The code included in the example is twofold:
I am taking advantage of a wonderful feature of HYPE: the fact it automatically generates a unique ID for every element.
The DOM throws errors if any IDs are duplicated, and if there are multiple layouts as in the default export, reusing elements will create duplicated ids. Currently there is no way to tell other than that it is a nested div, what is a element generated by a symbol. I am hacking the Class Attribute in DOM to generate symbol reference names. The code then collects all references to the symbols on the stage, and they correspond to the layering in each nested timeline, so I can look at my stage, and easily figure out where elements are in the arrays for each class-symbol reference.
It is a bit more work up front but it is seamless in it’s integration across layouts.
This way we are able to swap in and out symbols that have similar elements, but can be customized in design to fit the various layouts for responsive design.

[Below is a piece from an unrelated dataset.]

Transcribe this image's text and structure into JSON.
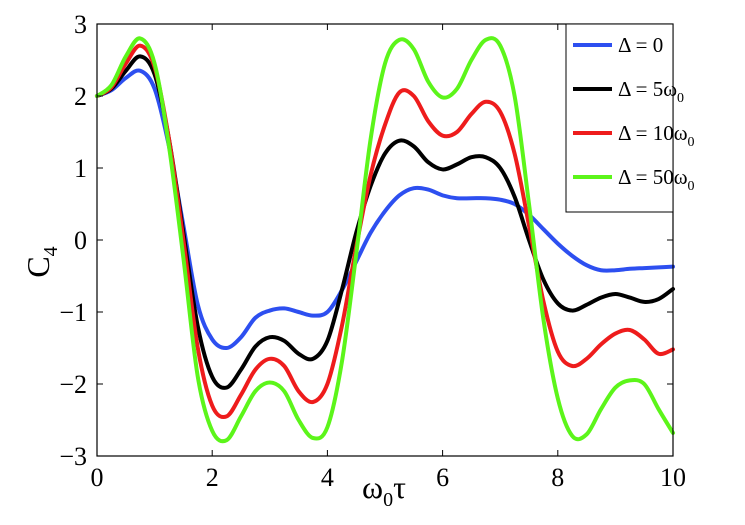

To add a symbol name to the DOM see the symbolLoad() function. It is placed on the top of the onSymbolLoad for each symbol.
This code was built with the underlying assumption that HYPE Documents should be built with nested symbols and that timelines are specific only to elements within a given symbol.

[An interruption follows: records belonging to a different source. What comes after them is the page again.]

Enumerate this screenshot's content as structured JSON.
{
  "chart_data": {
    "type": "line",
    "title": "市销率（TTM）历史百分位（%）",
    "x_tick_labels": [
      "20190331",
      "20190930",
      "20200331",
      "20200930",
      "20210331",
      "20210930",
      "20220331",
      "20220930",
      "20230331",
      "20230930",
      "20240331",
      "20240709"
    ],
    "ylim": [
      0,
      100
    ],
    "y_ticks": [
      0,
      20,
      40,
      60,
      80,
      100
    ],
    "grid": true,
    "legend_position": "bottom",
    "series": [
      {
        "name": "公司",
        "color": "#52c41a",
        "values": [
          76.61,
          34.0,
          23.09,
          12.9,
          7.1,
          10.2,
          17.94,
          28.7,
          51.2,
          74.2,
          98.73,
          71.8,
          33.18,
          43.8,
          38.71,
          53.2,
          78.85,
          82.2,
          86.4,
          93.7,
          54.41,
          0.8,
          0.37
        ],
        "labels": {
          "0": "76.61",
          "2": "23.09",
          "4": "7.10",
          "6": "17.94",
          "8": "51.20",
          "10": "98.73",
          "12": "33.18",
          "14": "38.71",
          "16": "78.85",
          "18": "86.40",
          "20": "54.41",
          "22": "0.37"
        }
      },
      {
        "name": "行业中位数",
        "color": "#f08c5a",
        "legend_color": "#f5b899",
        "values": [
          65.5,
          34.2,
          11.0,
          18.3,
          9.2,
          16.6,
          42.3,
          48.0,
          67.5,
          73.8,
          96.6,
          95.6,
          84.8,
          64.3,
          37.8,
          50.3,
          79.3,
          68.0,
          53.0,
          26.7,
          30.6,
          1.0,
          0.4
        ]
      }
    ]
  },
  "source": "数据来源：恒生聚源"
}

I have created a HYPE_Controller that combines the Get/Set methods of the instances(elements) on the stage along with all of the timeline manipulation of the symbol instances, using less verbiage so that ultimately the code is more compact when the author is making complex examples.
I have an extended version of the HYPE_Controller that integrates hitTest as well built on jQuery, but for the purposes of the basic Controller, there is no jQuery involved in this project.